3. Il résulte de l'instruction, en particulier de la facture de la société Parc Espace du 27 décembre 2019 et des échanges de courriels entre les parties, que la commune de Le Pin a fait réaliser, en novembre 2019 des travaux de rehaussements de 2 mètres du filet pare-ballon situé entre le stade et de la propriété des requérants et que le filet s'élève désormais, selon l'attestation de la société Parc Espace, à une hauteur de 10 mètres hors sol. M. et Mme A soutiennent que ces travaux ont été insuffisants pour assurer l'exécution du jugement.

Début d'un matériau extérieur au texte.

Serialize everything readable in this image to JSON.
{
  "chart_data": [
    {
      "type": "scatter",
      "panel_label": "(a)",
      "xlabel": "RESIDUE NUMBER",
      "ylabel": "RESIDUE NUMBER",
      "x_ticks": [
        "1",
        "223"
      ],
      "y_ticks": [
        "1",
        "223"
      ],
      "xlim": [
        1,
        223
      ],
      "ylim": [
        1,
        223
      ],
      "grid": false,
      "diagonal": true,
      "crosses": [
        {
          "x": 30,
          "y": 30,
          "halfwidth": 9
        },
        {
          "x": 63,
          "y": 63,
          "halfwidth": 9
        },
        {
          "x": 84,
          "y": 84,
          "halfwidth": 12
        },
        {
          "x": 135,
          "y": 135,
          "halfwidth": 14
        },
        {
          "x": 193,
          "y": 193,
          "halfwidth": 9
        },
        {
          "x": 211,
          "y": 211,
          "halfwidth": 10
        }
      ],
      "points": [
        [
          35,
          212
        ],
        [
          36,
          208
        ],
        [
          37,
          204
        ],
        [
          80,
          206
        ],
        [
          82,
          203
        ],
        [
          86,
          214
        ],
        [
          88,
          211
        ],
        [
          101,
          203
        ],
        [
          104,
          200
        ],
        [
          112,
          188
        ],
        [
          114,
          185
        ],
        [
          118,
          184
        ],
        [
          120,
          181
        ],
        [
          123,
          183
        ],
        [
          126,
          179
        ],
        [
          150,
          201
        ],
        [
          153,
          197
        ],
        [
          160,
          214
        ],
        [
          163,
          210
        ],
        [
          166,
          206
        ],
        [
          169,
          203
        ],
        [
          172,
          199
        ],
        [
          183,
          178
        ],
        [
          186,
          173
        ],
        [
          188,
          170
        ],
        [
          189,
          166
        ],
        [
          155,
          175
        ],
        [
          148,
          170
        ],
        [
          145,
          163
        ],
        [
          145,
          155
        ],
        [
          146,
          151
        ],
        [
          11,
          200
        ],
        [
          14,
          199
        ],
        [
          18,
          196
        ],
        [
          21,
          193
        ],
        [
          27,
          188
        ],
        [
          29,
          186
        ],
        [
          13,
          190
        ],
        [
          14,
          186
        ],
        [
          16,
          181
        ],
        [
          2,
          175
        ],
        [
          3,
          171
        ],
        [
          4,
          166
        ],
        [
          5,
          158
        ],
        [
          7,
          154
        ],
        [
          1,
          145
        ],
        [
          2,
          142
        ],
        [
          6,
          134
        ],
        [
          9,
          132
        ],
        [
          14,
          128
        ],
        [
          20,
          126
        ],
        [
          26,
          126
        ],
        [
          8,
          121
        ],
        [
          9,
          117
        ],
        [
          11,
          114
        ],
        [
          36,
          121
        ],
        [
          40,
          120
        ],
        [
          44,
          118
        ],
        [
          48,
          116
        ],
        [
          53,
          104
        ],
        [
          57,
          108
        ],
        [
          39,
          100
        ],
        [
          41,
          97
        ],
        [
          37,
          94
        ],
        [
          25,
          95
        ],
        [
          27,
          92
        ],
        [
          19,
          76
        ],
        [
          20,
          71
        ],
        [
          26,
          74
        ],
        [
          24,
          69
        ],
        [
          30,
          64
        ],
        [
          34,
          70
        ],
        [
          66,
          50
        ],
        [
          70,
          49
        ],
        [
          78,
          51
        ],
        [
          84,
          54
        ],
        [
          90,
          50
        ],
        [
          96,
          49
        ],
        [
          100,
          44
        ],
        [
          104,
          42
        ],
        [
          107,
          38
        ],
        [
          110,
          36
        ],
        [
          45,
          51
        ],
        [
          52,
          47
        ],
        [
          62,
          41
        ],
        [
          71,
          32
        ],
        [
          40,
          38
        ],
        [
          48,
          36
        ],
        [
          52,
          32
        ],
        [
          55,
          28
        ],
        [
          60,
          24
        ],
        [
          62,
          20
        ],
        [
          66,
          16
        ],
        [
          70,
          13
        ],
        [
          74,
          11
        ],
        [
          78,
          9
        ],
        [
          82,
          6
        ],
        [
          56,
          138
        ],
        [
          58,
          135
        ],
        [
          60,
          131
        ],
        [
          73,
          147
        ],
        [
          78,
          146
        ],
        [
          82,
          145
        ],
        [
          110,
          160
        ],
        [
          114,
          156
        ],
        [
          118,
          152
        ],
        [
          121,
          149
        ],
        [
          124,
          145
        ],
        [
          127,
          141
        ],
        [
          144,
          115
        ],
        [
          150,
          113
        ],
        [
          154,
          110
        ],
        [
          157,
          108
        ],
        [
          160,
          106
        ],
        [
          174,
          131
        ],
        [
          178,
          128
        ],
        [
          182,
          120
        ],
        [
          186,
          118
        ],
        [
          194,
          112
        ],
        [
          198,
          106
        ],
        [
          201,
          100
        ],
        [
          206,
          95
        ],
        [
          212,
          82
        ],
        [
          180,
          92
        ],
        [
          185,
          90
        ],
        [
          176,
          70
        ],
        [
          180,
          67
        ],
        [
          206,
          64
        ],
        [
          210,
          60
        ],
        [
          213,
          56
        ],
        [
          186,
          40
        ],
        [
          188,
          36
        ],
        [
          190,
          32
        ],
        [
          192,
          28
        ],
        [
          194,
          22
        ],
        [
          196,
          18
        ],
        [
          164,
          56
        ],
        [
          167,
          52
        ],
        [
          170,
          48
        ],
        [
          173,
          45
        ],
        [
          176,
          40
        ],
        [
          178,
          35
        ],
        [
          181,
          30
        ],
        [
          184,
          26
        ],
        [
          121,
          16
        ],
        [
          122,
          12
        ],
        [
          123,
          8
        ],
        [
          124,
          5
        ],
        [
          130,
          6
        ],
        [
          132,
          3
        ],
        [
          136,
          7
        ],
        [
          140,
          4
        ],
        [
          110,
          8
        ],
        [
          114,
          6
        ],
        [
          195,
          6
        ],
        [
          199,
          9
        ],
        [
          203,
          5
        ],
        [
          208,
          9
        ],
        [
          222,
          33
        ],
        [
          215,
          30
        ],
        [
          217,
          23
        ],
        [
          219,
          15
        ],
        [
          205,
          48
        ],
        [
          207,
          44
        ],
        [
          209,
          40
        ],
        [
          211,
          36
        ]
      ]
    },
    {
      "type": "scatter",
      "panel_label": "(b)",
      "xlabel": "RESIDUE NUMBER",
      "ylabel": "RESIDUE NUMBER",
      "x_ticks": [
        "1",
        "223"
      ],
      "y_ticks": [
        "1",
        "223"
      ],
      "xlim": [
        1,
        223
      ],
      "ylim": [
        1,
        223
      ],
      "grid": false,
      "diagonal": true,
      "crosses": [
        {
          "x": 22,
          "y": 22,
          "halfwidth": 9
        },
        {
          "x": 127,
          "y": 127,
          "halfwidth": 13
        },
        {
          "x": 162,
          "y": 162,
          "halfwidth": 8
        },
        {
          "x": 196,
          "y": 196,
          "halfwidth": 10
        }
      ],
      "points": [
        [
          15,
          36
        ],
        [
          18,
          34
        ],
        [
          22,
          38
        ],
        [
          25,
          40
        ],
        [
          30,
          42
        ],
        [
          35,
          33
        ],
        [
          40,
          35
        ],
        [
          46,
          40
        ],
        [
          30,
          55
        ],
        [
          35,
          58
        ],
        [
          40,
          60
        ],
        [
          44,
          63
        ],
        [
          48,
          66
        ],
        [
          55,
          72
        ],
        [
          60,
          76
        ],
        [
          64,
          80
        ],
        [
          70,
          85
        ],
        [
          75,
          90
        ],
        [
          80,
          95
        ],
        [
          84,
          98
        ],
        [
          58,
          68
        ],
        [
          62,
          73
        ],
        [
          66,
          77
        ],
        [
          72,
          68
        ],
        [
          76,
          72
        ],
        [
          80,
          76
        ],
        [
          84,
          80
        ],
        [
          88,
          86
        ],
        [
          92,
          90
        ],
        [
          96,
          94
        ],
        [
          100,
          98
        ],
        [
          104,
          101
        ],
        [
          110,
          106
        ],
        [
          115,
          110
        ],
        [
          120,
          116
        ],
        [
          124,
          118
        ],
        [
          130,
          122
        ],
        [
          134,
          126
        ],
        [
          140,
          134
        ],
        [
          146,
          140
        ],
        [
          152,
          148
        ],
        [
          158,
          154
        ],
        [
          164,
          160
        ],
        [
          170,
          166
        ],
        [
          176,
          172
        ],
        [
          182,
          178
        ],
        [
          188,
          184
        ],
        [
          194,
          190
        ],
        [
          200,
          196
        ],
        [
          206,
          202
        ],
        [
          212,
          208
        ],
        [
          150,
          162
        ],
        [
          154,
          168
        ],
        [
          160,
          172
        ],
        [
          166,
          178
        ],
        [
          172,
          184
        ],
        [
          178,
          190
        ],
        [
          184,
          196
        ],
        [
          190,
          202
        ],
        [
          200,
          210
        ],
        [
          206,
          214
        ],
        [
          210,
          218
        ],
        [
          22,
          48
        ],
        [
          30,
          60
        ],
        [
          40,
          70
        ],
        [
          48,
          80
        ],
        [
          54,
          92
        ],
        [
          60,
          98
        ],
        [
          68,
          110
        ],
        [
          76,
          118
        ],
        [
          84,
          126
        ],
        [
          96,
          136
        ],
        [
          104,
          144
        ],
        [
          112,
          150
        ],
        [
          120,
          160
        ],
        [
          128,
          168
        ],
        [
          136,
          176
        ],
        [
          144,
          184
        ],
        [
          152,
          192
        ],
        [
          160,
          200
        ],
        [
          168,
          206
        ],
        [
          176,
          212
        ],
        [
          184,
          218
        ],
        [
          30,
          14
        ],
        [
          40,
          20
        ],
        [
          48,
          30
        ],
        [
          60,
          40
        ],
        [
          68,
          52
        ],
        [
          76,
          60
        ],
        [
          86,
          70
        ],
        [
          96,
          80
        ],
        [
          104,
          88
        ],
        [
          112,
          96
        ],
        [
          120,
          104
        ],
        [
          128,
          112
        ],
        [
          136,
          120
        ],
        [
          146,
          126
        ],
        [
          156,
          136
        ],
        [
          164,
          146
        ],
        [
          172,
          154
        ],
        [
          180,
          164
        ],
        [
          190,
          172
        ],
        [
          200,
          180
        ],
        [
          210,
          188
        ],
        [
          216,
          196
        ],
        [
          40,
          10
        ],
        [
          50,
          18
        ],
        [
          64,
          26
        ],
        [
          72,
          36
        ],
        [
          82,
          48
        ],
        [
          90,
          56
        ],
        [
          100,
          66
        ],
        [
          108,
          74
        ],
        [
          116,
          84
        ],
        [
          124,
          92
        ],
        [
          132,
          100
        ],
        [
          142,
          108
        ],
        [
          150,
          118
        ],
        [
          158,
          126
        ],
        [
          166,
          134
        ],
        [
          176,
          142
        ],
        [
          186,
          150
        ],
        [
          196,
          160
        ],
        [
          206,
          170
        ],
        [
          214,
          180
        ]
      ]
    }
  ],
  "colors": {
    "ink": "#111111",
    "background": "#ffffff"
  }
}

Ils produisent pour en justifier un constat d'expert du 14 mars 2022 faisant état de projections " de manière régulière de ballon (maximum deux fois par semaine) ", mais qui se borne sur ce point à reprendre les déclarations de M. et Mme A. Ils produisent également des attestations de voisins, qui font état de ce qu'ils ont " vu passer des ballons par-dessus le filet de protection et ce depuis le rehaussement de ce dernier en 2019 " et de ce que la fréquence des projets reste " tout de même importante et non négligeable ". Toutefois, à supposer même que ces éléments permettent d'établir qu'il perdure en moyenne deux projections de ballons par semaine sur la parcelle des requérants, ces projections, pour dérangeantes qu'elles soient pour les requérants, n'excèdent pas les sujétions susceptibles d'être normalement imposées, dans l'intérêt général, aux riverains des ouvrages publics, et ne dépassent pas, dans le cas présent, les sujétions normales auxquelles sont soumis les voisins d'un stade municipal, alors qu'il résulte de l'instruction que les projections ont fortement diminué, voire disparu sur certaines périodes, depuis la réalisation des travaux. Par suite, M. et Mme A n'établissent pas le caractère inapproprié ou insuffisant des travaux réalisés par la commune de Le Pin, qui doivent ainsi être regardés comme ayant été de nature à assurer l'exécution du jugement n° 1707556 du 9 juillet 2019 du tribunal administratif de Melun.

4. Il résulte de ce qui précède, et dès lors qu'il est constant que les autres éléments du dispositif du jugement du 9 juillet 2019 ont été exécutés, que la demande de M. et Mme A doit être rejetée.

5. Les dispositions de l'article L. 761-1 du code de justice administrative font obstacle à ce qu'il soit fait droit aux conclusions présentées par M. et Mme A sur leur fondement.

6. Il n'y a pas lieu, dans les circonstances de l'espèce, de faire droit aux conclusions présentées par la commune de Le Pin sur le fondement de l'article L. 761-1 du code de justice administrative.

D E C I D E :

Article 1er : La demande de M. et Mme A est rejetée.

Article 2 : Les conclusions présentées par la commune de Le Pin sur le fondement de l'article L. 761-1 du code de justice administrative sont rejetées.

Article 3 : Le présent jugement sera notifié à M. et Mme C et B A et à la commune de Le Pin.

Délibéré après l'audience du 5 juin 2025, à laquelle siégeaient :

M. Lalande, président,

Mme Tiennot, première conseillère,

Mme Arassus, première conseillère,

Rendu public par mise à disposition au greffe le 26 juin 2025.

La rapporteure,

S. TIENNOTLe président,

D. LALANDE

La greffière,

C. KIFFER

La République mande et ordonne au préfet de Seine-et-Marne en ce qui le concerne ou à tous commissaires de justice à ce requis en ce qui concerne les voies de droit commun contre les parties privées, de pourvoir à l'exécution de la présente décision.